Work

Restoring Financial Trust: Optimizing Payment Reporting for a Global Market

Role

Lead Product Designer

Timeline

3 Months | 3-Week Design Sprint

Team

1 Product Designer

1 Product Manager

1 Frontend Developer

Multiple Backend Developers

Skills

Low-Fidelity Design

High-Fidelity Design

Stakeholder Management

High-Level Impact

Reduced Support Friction: Successfully decreased the volume of financial clarification tickets by delivering a self-serve interface that allows organizers to navigate complex transaction data without external assistance.

Universal Data Accessibility: Established a versatile search and filtering system that empowers all organizers—from small teams to elite enterprises—to isolate the exact financial data they need.

Unified Source of Truth: Replaced fragmented 3rd-party reporting with a native system capable of managing multi-source transactions and diverse receipt types in one high-fidelity view.

Strategic Objective

To resolve widespread user frustration regarding financial data transparency. The objective was to overhaul the reporting architecture to eliminate information asymmetry—the gap between backend transaction logic and the user's understanding of their funds. By prioritizing semantic clarity and robust searchability, the project aimed to transition from a fragmented process to a high-trust, versatile reporting engine ensuring every organizer can verify their capital movement with absolute certainty.

The Challenge: Building on Legacy

Unlike a greenfield project, this initiative required improving a pre-existing report. This presented a unique set of difficulties: navigating legacy technical debt, maintaining consistency with existing data structures, and evolving the UI without disrupting the mental models of long-term users. The goal was to transform a rigid, confusing table into a flexible tool that could handle the complexity of global financial data.

Understanding the Audience: A Tiered Painpoint Matrix

User Segment Primary Painpoint Strategic Requirement
Small Event Organizers (1–5 people) Limited liquid capital; need to know exactly who has refunded to understand net cash flow impacts. Instant visibility into individual refund statuses to manage daily capital.
Medium Event Organizers High capacity but low time for manual tracking; need to monitor inflow vs. outflow. A versatile summary view to assess financial health at a glance across date ranges.
Large/Elite Event Organizers Managing thousands of participants; losing track of complex financial states. Powerful granular filtering to isolate specific payment types and participant groups efficiently.
Event organizer pain points related to financial reports
Event organizer pain points related to financial reports

Design Logic: Strategic Column Hierarchy

With a 3-week turnaround, adding layers of tooltips or tutorials was not a viable solution. Instead, I focused on Information Architecture and Semantic Clarity.

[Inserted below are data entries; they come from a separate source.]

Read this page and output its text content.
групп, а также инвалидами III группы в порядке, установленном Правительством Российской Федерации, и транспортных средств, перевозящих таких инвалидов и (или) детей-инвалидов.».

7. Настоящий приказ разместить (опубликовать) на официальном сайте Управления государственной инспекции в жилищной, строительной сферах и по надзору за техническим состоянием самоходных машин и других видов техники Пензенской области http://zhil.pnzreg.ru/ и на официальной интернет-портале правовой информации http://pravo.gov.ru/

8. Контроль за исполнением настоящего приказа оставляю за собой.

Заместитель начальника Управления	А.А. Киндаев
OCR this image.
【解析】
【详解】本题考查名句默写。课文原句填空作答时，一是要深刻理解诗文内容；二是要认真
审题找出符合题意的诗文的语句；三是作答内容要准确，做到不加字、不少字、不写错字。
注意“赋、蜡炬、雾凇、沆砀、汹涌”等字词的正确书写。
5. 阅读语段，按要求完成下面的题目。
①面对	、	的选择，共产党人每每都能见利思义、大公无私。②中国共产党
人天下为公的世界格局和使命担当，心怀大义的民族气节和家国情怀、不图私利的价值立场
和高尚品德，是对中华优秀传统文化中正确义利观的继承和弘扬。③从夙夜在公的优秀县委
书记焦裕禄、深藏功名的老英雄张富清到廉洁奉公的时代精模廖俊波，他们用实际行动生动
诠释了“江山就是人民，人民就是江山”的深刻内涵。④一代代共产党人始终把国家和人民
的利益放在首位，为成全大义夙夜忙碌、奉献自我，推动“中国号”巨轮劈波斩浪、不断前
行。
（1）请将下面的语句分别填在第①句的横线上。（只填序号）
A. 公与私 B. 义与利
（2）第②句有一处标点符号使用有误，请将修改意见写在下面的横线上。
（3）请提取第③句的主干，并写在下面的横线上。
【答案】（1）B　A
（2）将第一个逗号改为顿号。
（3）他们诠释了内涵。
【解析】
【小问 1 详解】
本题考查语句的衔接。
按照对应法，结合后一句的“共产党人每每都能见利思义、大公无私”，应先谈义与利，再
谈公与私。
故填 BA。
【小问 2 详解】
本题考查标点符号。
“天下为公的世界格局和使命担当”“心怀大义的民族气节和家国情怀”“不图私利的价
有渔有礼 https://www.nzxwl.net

Rearranging & Rewording: I collaborated with Finance and the PM to optimize the report's layout and terminology. We rearranged the data hierarchy to prioritize high-impact information and replaced vague legacy labels—such as "Report Data"—with the more functional "Transaction Source." This refined structure makes the report self-explanatory and reduces the expertise barrier for all users.

Data Mapping: Translated complex backend transaction states into user-friendly UI labels, ensuring that "where the money is" was never a matter of interpretation.

Before state of the payment report filter design, showing report data as checkboxes
Before, Report Data shown as checkboxes, confusion regarding range and types of transactions.
After state of the payment report filter design, showing organised filter-based configuration with collapsible filters
After, Organized filter based configuration with range, and collapsible filters.

The Solution: A Versatile Reporting Engine

1. Multidimensional Filtering:

Introduced a sophisticated filter suite that allows users to isolate data by Payment Type, Date Range, Confirmation No., Transaction Source, and Receipt Type.

2. Collapsible Filter Architecture:

Designed collapsible filter sections to manage information density, maintaining a clean workspace for high-level monitoring while keeping granular parameters accessible for deep-dive reconciliation.

3. Advanced Search:

The engine allows for immediate lookup by amount or participant personal information, significantly reducing the time spent hunting for specific transactions across massive datasets.

4. Integrated Refund Visibility:

Organizers can now track exactly who has refunded, providing a clear picture of how refunds impact their overall event revenue.

5. High-Integrity Exports:

A streamlined export function ensures that the data viewed on-screen matches the organizer's local records perfectly.

Reflection & Lessons Learned

  1. Optimizing Legacy Systems: Improving a pre-existing tool requires a balance of innovation and restraint — identifying the highest-impact friction points (search and clarity) and solving them within the existing framework.
  2. The Impact of Precise Language: In B2B SaaS design—especially when handling financial data—the choice of a single word can be as impactful as a full workflow. Correct labeling eliminated the need for external guidance and significantly reduced the support load. While this project lived in the sports-tech space, these principles of data clarity are directly applicable to the broader Fintech industry.
  3. Scalability through Versatility: By designing a flexible filter engine rather than static dashboards, we created a tool that feels bespoke for a small organizer while remaining powerful enough for an elite team.